Ces remarques concernant l’attention nous ont conduit sur le terrain des éléments volitionnels de la certitude. L’attention peut être en effet considérée comme la forme sous laquelle la volonté intervient le plus spontanément dans la certitude. En elle-même et si on la distingue de l’intensité de l’image, elle est simplement constituée, comme nous l’avons indiqué tout à l’heure, par les phénomènes tactilo-musculaires qui se produisent ou tendent à se produire chaque fois qu’une image surgit dans notre cerveau[1]. Ces phénomènes apparaissent, chez l’homme, comme ayant avec les images qu’ils accompagnent des rapports d’adaptation soit naturelle, soit acquise : naturelle, comme par exemple quand, très tôt après sa naissance, l’enfant fixe son regard sur l’objet brillant qu’il voit ; acquise, comme chez ceux qui ne peuvent réfléchir sérieusement qu’en se tirant la barbe, en marchant, etc. Grâce à cette adaptation de l’image à l’attention et peut-être de toute image déterminée à un mode d’attention déterminé, il peut y avoir aussi bien action de l’image sur l’attention que réciproquement ; ainsi l’œil s’adapte à l’impression qu’il reçoit, c’est-à-dire l’image visuelle amène, par un acte plus ou moins réflexe, une certaine tension des muscles de l’œil, et réciproquement toute tension des muscles de l’œil, telle que celle qui se produit dans les cas d’attention visuelle, tend à augmenter, sans doute, la vivacité des images visuelles.

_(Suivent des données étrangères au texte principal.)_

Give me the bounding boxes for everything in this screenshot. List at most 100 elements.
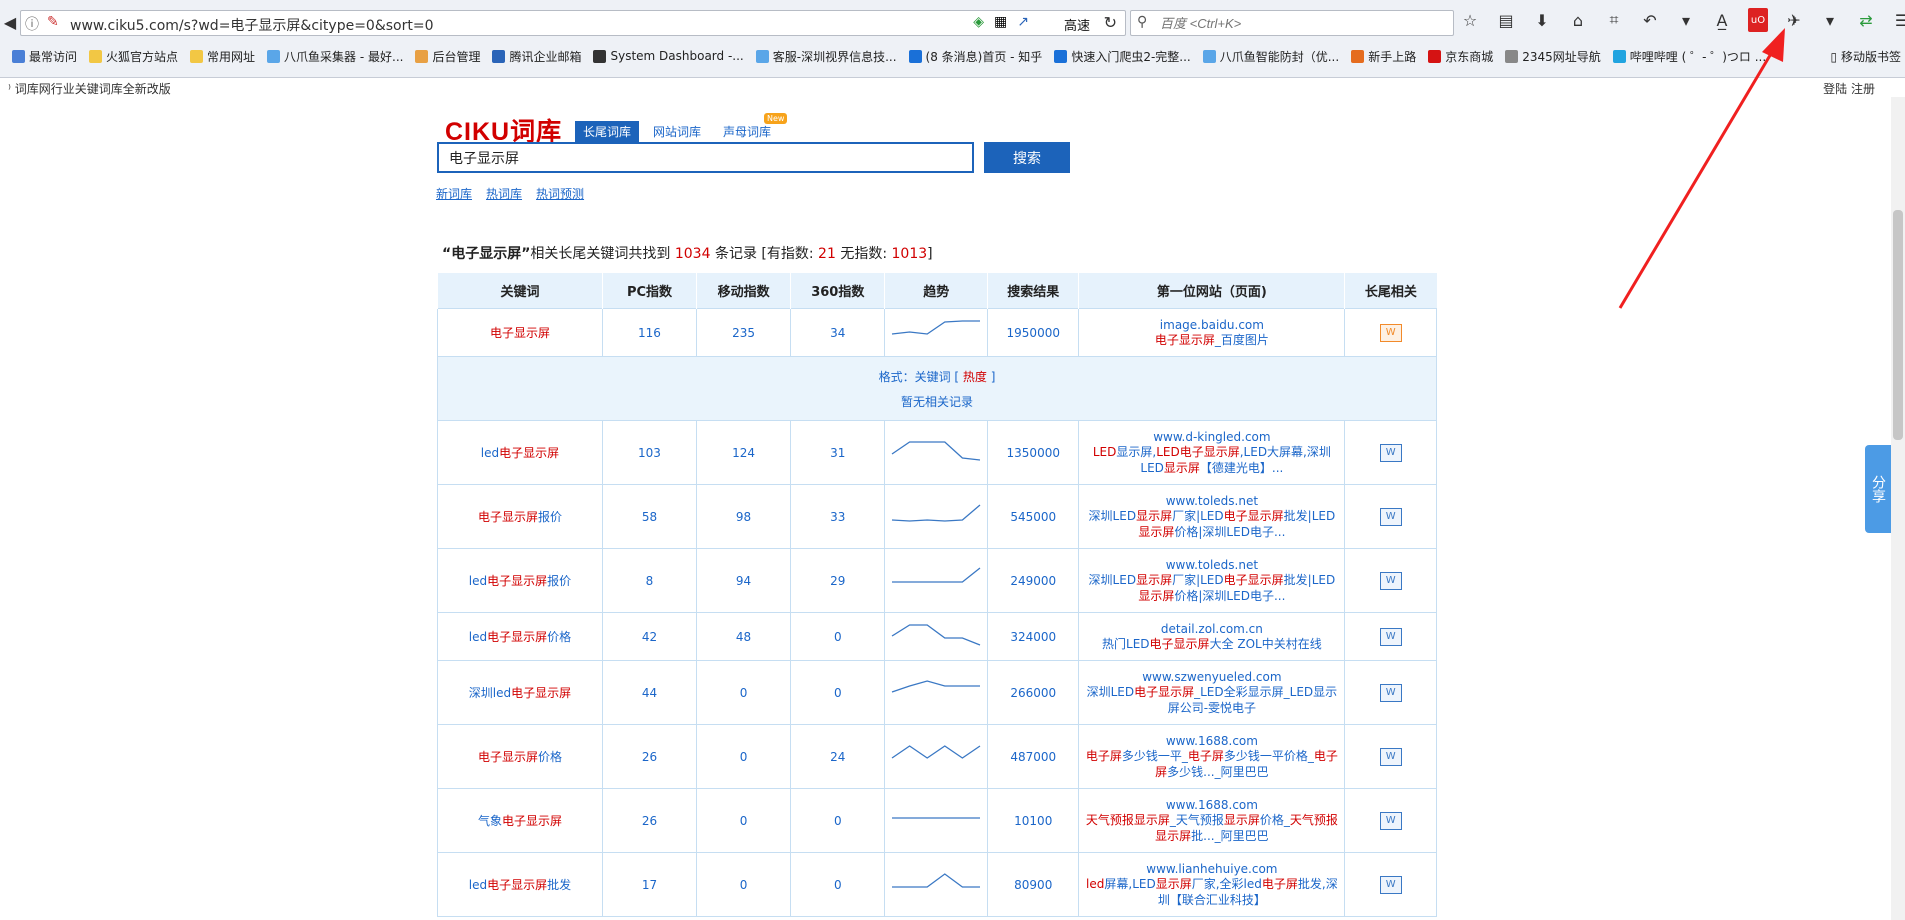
bookmark-item[interactable]: 新手上路 bbox=[1351, 48, 1416, 65]
new-badge: New bbox=[764, 113, 788, 124]
site-title-link[interactable]: 电子屏多少钱一平_电子屏多少钱一平价格_电子屏多少钱..._阿里巴巴 bbox=[1079, 748, 1344, 780]
bookmark-item[interactable]: 最常访问 bbox=[12, 48, 77, 65]
keyword-link[interactable]: led电子显示屏批发 bbox=[469, 878, 571, 892]
keyword-cell: led电子显示屏价格 bbox=[437, 612, 603, 661]
site-domain-link[interactable]: image.baidu.com bbox=[1079, 318, 1344, 332]
table-row: 气象电子显示屏 26 0 0 10100 www.1688.com 天气预报显示屏_天气预报… bbox=[437, 788, 1437, 853]
bookmark-item[interactable]: 常用网址 bbox=[190, 48, 255, 65]
keyword-link[interactable]: led电子显示屏 bbox=[481, 446, 559, 460]
ublock-icon[interactable]: uO bbox=[1748, 8, 1768, 32]
wifi-icon: ⁾ bbox=[8, 82, 11, 96]
site-title-link[interactable]: led屏幕,LED显示屏厂家,全彩led电子屏批发,深圳【联合汇业科技】 bbox=[1079, 876, 1344, 908]
url-bar[interactable]: ⓘ ✎ www.ciku5.com/s?wd=电子显示屏&citype=0&so… bbox=[20, 10, 1126, 36]
summary-text-1: 相关长尾关键词共找到 bbox=[530, 246, 671, 262]
speed-icon[interactable]: ↗ bbox=[1017, 14, 1029, 30]
text-segment: 报价 bbox=[537, 510, 562, 524]
tab-website[interactable]: 网站词库 bbox=[645, 121, 709, 143]
bookmark-item[interactable]: 快速入门爬虫2-完整... bbox=[1054, 48, 1191, 65]
site-title-link[interactable]: 电子显示屏_百度图片 bbox=[1079, 332, 1344, 348]
longtail-word-icon[interactable]: W bbox=[1379, 627, 1402, 646]
keyword-link[interactable]: 电子显示屏报价 bbox=[478, 510, 562, 524]
site-title-link[interactable]: 天气预报显示屏_天气预报显示屏价格_天气预报显示屏批..._阿里巴巴 bbox=[1079, 812, 1344, 844]
longtail-word-icon[interactable]: W bbox=[1379, 507, 1402, 526]
crop-icon[interactable]: ⌗ bbox=[1604, 8, 1624, 32]
bookmark-item[interactable]: 八爪鱼采集器 - 最好... bbox=[267, 48, 403, 65]
refresh-icon[interactable]: ↻ bbox=[1104, 13, 1117, 32]
site-domain-link[interactable]: www.toleds.net bbox=[1079, 494, 1344, 508]
scrollbar[interactable] bbox=[1891, 97, 1905, 920]
download-icon[interactable]: ⬇ bbox=[1532, 8, 1552, 32]
qrcode-icon[interactable]: ▦ bbox=[994, 14, 1007, 30]
bookmark-item[interactable]: (8 条消息)首页 - 知乎 bbox=[908, 48, 1042, 65]
back-icon[interactable]: ◀ bbox=[0, 10, 20, 34]
hot-words-link[interactable]: 热词库 bbox=[486, 185, 522, 202]
longtail-word-icon[interactable]: W bbox=[1379, 875, 1402, 894]
site-domain-link[interactable]: detail.zol.com.cn bbox=[1079, 622, 1344, 636]
bookmark-item[interactable]: 客服-深圳视界信息技... bbox=[755, 48, 897, 65]
keyword-link[interactable]: 电子显示屏价格 bbox=[478, 750, 562, 764]
undo-icon[interactable]: ↶ bbox=[1640, 8, 1660, 32]
bookmark-item[interactable]: 京东商城 bbox=[1428, 48, 1493, 65]
browser-search-input[interactable] bbox=[1158, 13, 1442, 33]
share-tab[interactable]: 分享 bbox=[1865, 445, 1891, 533]
longtail-word-icon[interactable]: W bbox=[1379, 571, 1402, 590]
shield-icon[interactable]: ◈ bbox=[973, 14, 984, 30]
longtail-word-icon[interactable]: W bbox=[1379, 811, 1402, 830]
tab-longtail[interactable]: 长尾词库 bbox=[575, 121, 640, 143]
bookmark-item[interactable]: 火狐官方站点 bbox=[89, 48, 178, 65]
login-register-link[interactable]: 登陆 注册 bbox=[1823, 80, 1875, 97]
url-text[interactable]: www.ciku5.com/s?wd=电子显示屏&citype=0&sort=0 bbox=[70, 15, 434, 35]
extension-icon[interactable]: ✈ bbox=[1784, 8, 1804, 32]
summary-text-3: 无指数: bbox=[840, 246, 888, 262]
bookmark-label: 客服-深圳视界信息技... bbox=[772, 49, 897, 64]
bookmark-item[interactable]: 哔哩哔哩 ( ゜- ゜)つロ ... bbox=[1612, 48, 1766, 65]
site-title-link[interactable]: 深圳LED电子显示屏_LED全彩显示屏_LED显示屏公司-雯悦电子 bbox=[1079, 684, 1344, 716]
reading-list-icon[interactable]: ▤ bbox=[1496, 8, 1516, 32]
site-title-link[interactable]: 深圳LED显示屏厂家|LED电子显示屏批发|LED 显示屏价格|深圳LED电子..… bbox=[1079, 508, 1344, 540]
keyword-link[interactable]: led电子显示屏报价 bbox=[469, 574, 571, 588]
star-icon[interactable]: ☆ bbox=[1460, 8, 1480, 32]
site-notice[interactable]: ⁾ 词库网行业关键词库全新改版 bbox=[8, 80, 171, 97]
search-button[interactable]: 搜索 bbox=[984, 142, 1070, 173]
site-domain-link[interactable]: www.szwenyueled.com bbox=[1079, 670, 1344, 684]
new-words-link[interactable]: 新词库 bbox=[436, 185, 472, 202]
info-icon[interactable]: ⓘ bbox=[25, 14, 39, 34]
tab-initials[interactable]: 声母词库 bbox=[715, 121, 779, 143]
site-domain-link[interactable]: www.lianhehuiye.com bbox=[1079, 862, 1344, 876]
site-title-link[interactable]: LED显示屏,LED电子显示屏,LED大屏幕,深圳LED显示屏【德建光电】... bbox=[1079, 444, 1344, 476]
longtail-word-icon[interactable]: W bbox=[1379, 747, 1402, 766]
keyword-link[interactable]: 深圳led电子显示屏 bbox=[469, 686, 571, 700]
scroll-thumb[interactable] bbox=[1893, 210, 1903, 440]
home-icon[interactable]: ⌂ bbox=[1568, 8, 1588, 32]
dropdown-icon[interactable]: ▾ bbox=[1676, 8, 1696, 32]
longtail-word-icon[interactable]: W bbox=[1379, 323, 1402, 342]
dropdown-icon-2[interactable]: ▾ bbox=[1820, 8, 1840, 32]
longtail-word-icon[interactable]: W bbox=[1379, 683, 1402, 702]
bookmark-item[interactable]: 八爪鱼智能防封（优... bbox=[1202, 48, 1339, 65]
keyword-link[interactable]: 电子显示屏 bbox=[490, 326, 550, 340]
site-title-link[interactable]: 深圳LED显示屏厂家|LED电子显示屏批发|LED 显示屏价格|深圳LED电子..… bbox=[1079, 572, 1344, 604]
speed-label[interactable]: 高速 bbox=[1064, 15, 1090, 34]
hot-prediction-link[interactable]: 热词预测 bbox=[536, 185, 584, 202]
site-domain-link[interactable]: www.toleds.net bbox=[1079, 558, 1344, 572]
header-pc-index: PC指数 bbox=[601, 273, 697, 309]
browser-search-bar[interactable]: ⚲ bbox=[1130, 10, 1454, 36]
menu-icon[interactable]: ☰ bbox=[1892, 8, 1905, 32]
keyword-link[interactable]: 气象电子显示屏 bbox=[478, 814, 562, 828]
bookmark-item[interactable]: 后台管理 bbox=[415, 48, 480, 65]
site-domain-link[interactable]: www.d-kingled.com bbox=[1079, 430, 1344, 444]
keyword-search-input[interactable] bbox=[437, 142, 974, 173]
translate-icon[interactable]: A̲ bbox=[1712, 8, 1732, 32]
bookmark-item[interactable]: System Dashboard -... bbox=[593, 49, 744, 63]
site-title-link[interactable]: 热门LED电子显示屏大全 ZOL中关村在线 bbox=[1079, 636, 1344, 652]
site-domain-link[interactable]: www.1688.com bbox=[1079, 798, 1344, 812]
longtail-word-icon[interactable]: W bbox=[1379, 443, 1402, 462]
keyword-link[interactable]: led电子显示屏价格 bbox=[469, 630, 571, 644]
bookmark-item[interactable]: 2345网址导航 bbox=[1505, 48, 1601, 65]
mobile-bookmarks[interactable]: ▯ 移动版书签 bbox=[1831, 48, 1901, 65]
site-domain-link[interactable]: www.1688.com bbox=[1079, 734, 1344, 748]
bookmark-label: System Dashboard -... bbox=[610, 49, 744, 63]
sync-icon[interactable]: ⇄ bbox=[1856, 8, 1876, 32]
text-segment: 显示屏 bbox=[1163, 460, 1200, 475]
bookmark-item[interactable]: 腾讯企业邮箱 bbox=[492, 48, 581, 65]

D’après ce qui précède, il convient, dans la théorie de la certitude, d’éliminer les prétendus éléments volitionnels, en tant du moins qu’il s’agit de l’attention, comme ne constituant rien de particulier qui n’ait été précédemment étudié. Ils se réduisent en somme à l’action exercée sur une image ou un groupe d’images par les sensations qui nous viennent, dans l’attention, des muscles innervés ; ces sensations pouvant d’ailleurs être considérées, comme toutes autres, au point de vue de leur qualité qui reste toujours d’ordre tactilo-musculaire, et au point de vue de leur intensité qui est plus ou moins grande selon que l’attention est plus ou moins grande.

Il nous reste donc simplement à considérer les influences émotionnelles, c’est-à-dire celles qu’exercent le plaisir et la douleur. Il n’est pas rare d’entendre parler de l’action des passions, des sentiments sur la certitude. Comme dit le proverbe : « On croit ce qu’on désire. » Ces remarques, qui appartiennent à la psychologie populaire, sont en partie exactes, mais, au point de vue d’une théorie scientifique, elles demandent à être davantage précisées. Le plaisir et la douleur ne sont pas ici des causes, pas même des effets, ils sont

  1. Voir Ribot, Psychologie de l’attention.